When data is ingested from a specified log source, the data needs to be parsed and normalized to be analyzed within a SIEM tool. These parsers can take weeks to create and must be made for every respective log source. Once completed, detections must be written to analyze the incoming logs. However, detection creation is no easy process in legacy SIEMs that leverage proprietary languages and lack detection-as-code workflows. Sometimes detections can take weeks or even months to develop, and may not necessarily trigger properly from the start.
Once this is completed, a team can finally begin to index data and run it through their detection pipeline to alert on potential threats. This process means that MTTD can be as much as weeks or even months. This hampers security teams from fully protecting their organization, but a modern SIEM with real-time threat detection can flip the script for a SOC.
With a modern SIEM tool like Panther, real-time threat detection becomes available to all security teams right from the start. The tool was created to analyze logs at the point of ingestion in order to provide instant analysis. Security engineers can create Python-based detections in minutes to run on incoming data and alert on potential threats.

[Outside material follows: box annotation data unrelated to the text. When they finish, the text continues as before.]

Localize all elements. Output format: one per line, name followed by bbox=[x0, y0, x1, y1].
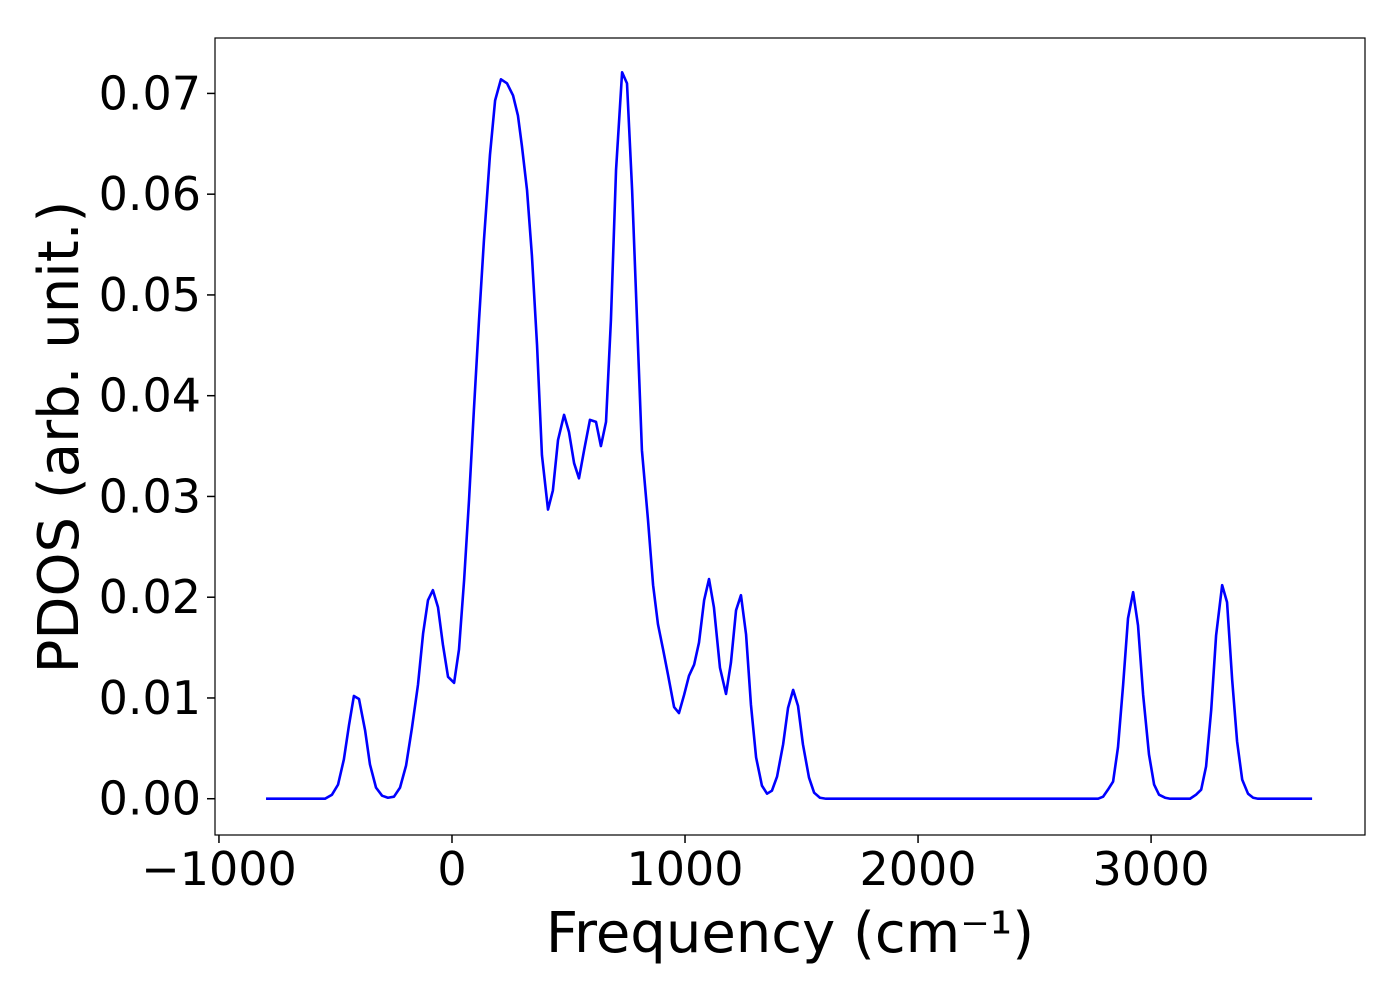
x-tick-label: −1000 bbox=[141, 842, 297, 896]
x-tick-label: 2000 bbox=[860, 842, 977, 896]
y-tick-label: 0.04 bbox=[99, 369, 201, 423]
y-tick-label: 0.02 bbox=[99, 570, 201, 624]
data-line bbox=[266, 70, 1313, 801]
x-tick-label: 1000 bbox=[626, 842, 743, 896]
x-tick-label: 3000 bbox=[1093, 842, 1210, 896]
x-tick-label: 0 bbox=[437, 842, 466, 896]
y-tick-label: 0.03 bbox=[99, 469, 201, 523]
y-tick-label: 0.07 bbox=[99, 66, 201, 120]
y-tick-label: 0.06 bbox=[99, 167, 201, 221]
y-axis-label: PDOS (arb. unit.) bbox=[27, 201, 92, 674]
y-tick-label: 0.01 bbox=[99, 671, 201, 725]
plot-frame bbox=[214, 37, 1366, 836]
y-tick-label: 0.05 bbox=[99, 268, 201, 322]
y-tick-label: 0.00 bbox=[99, 772, 201, 826]
x-axis-label: Frequency (cm⁻¹) bbox=[546, 901, 1034, 966]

The process begins by setting up log ingestion from a supported log or through a data transport within Panther. Once logging begins, data is parsed and normalized automatically and then stored in AWS S3. Panther then runs a real-time detection engine against the logs that are within S3. This includes all of the enabled out-of-the-box rules or custom rules created by a security team that applies to the ingested log source. If a detection is triggered, it will fire off an alert. If not, it will pass over to the next detection.
With this process, an engineer can potentially receive an alert less than 5 minutes after the original log was generated in its source. Let’s walk through how to get this set up for yourself.
Once you’ve received access to the Panther console, you can immediately begin by setting up different log sources to ingest data. The easiest way to get started is with either a cloud service like AWS or GCP, or with an API-based source such as Okta, 1Password, or Crowdstrike. Most API-based sources take under 10 minutes to set up by simply creating an API token and sharing it in the Panther console. Steps are laid out for each integration in our documentation.
Once the source is logging properly, you can either enable a detection pack provided out-of-the-box by Panther or begin to write your own detections in the console or locally with the Panther Analysis Tool. The fastest way is to enable a pack that can be located directly in the console under Build > Packs. If we onboarded 1Password logs, there will be a specified pack in correlating to that log source.
Once enabled, detections will analyze log data as it’s being sent into Panther. The last step in this process is setting up an alert destination in which you and your team can receive alerts. This can be set up in the Panther Console by selecting Configure > Alert Destinations > Create New and then selecting the source you’d like to set up. The full list of supported sources can be found below.
When this is completed, you now have coverage of the log source that you integrated, and you will have enabled instant real-time threat detection and alerting of that source in your environment. The following graphic recaps the flow we just discussed:
With the ability to set up Panther in under an hour, security teams have immediate access to add real-time threat detection to their organization. Our platform provides teams with more detection coverage, development efficiency, and accuracy with alerts, and can also lead to significant reductions in total cost of ownership.